UN PYJAMA POUR DEUX

Jerry Webster, publicitaire féroce, use de toutes les ruses pour conserver sa clientèle, quitte à être malhonnête. Carol Templeton, sa rivale sur Madison Avenue, attire les siens, en jouant de son bagout et de ses charmes. Mais lorsque Webster lui vole un client sous le nez, Carol décide de se venger et de subtiliser dans le fichier de son concurrent les coordonnées de cet annonceur, pour le persuader de lui confier son budget. Elle n’est pas au bout de ses surprises…

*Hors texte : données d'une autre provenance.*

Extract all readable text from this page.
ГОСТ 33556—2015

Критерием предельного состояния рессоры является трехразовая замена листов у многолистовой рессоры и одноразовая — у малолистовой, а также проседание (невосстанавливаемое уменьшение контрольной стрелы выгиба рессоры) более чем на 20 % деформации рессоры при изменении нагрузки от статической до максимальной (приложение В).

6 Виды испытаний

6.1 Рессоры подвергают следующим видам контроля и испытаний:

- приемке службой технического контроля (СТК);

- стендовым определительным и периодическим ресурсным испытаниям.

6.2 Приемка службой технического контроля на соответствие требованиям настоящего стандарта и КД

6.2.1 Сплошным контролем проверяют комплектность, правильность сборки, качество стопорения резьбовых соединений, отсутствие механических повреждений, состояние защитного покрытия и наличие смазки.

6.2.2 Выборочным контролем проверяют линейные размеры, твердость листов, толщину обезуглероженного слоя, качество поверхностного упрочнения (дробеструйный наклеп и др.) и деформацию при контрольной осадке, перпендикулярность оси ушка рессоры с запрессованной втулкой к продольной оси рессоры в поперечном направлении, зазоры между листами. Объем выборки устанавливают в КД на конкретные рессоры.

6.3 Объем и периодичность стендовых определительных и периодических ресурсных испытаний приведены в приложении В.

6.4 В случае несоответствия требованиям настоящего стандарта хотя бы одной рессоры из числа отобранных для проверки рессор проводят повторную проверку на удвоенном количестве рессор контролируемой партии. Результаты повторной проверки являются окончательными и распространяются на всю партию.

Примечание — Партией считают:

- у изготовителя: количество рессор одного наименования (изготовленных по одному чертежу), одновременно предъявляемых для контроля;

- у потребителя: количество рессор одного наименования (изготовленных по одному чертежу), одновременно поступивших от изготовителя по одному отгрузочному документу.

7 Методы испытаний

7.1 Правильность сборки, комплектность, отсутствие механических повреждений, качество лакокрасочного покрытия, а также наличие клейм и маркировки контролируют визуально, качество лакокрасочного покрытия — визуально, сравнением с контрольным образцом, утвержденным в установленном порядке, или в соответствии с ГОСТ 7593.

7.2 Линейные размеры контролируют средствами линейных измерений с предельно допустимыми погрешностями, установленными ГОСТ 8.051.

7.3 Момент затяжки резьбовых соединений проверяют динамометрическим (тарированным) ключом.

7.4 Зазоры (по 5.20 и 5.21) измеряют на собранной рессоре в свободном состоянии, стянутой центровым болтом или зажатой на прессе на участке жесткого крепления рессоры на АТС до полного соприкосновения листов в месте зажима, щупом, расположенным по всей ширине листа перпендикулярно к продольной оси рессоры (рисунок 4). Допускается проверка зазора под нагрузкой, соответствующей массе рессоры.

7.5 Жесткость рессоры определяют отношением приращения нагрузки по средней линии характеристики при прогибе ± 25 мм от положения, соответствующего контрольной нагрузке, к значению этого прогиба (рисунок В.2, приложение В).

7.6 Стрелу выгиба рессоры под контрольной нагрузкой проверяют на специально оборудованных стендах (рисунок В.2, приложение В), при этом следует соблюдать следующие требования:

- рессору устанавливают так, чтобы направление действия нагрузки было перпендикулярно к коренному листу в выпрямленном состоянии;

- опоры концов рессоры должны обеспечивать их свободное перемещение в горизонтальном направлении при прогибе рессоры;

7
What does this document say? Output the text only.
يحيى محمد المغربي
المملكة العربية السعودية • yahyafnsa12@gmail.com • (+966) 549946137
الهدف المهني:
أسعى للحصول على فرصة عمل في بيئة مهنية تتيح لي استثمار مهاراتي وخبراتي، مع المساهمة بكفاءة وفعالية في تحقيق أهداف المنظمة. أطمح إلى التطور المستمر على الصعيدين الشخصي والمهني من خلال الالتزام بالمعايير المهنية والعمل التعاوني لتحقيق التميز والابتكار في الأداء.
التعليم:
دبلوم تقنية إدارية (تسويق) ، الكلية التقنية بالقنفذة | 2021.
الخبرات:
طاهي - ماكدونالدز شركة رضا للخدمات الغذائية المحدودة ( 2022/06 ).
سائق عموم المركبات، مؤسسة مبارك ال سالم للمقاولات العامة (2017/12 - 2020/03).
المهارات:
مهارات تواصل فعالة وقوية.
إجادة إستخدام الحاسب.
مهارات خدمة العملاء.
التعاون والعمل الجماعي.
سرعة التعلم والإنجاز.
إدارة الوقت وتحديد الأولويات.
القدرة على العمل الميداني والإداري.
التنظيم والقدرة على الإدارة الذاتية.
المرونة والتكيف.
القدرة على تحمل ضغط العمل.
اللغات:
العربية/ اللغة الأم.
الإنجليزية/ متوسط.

La grande comédie américaine, autrement appelée la « screwball comedy » connut surtout ses heures de gloire dans les années 30 avec Lubitsch notamment, puis devint la comédie du « remariage » à la fin de la décennie 40 avec des réalisateurs comme Hawks. Enfin, l’autre versant de ce genre très apprécié du public allait exploser avec Billy Wilder entre autres (Some like it hot!) ou bien le moins côté Michael Gordon avec ses Confidences sur l’oreiller. Un autre réalisateur de divertissements populaires, Delbert Mann, reforme ici justement le duo Doris Day/Rock Hudson pour tenir le couple vedette de cette agréable comédie à l’eau de rose, vaguement satirique. Situé dans le milieu de la publicité new yorkaise, le film critique gentiment les ambitions opposées de deux directeurs de clientèle, de leurs techniques de travail et de leur rivalité (tout du moins au début!). Car n’oublions pas que nous sommes dans une intrigue plus sentimentale que sérieuse et qu’évidemment les deux héros vont autant se détester que finir par s’aimer! De ce point de vue, pas de surprises à l’horizon dans le script, mais le chemin pour parvenir jusque là donne l’occasion de séquences assez drôles, et même cocasses. Mann se contente de filmer son tandem, sans génie particulier, sa mise en scène n’est là que pour se focaliser sur le couple star.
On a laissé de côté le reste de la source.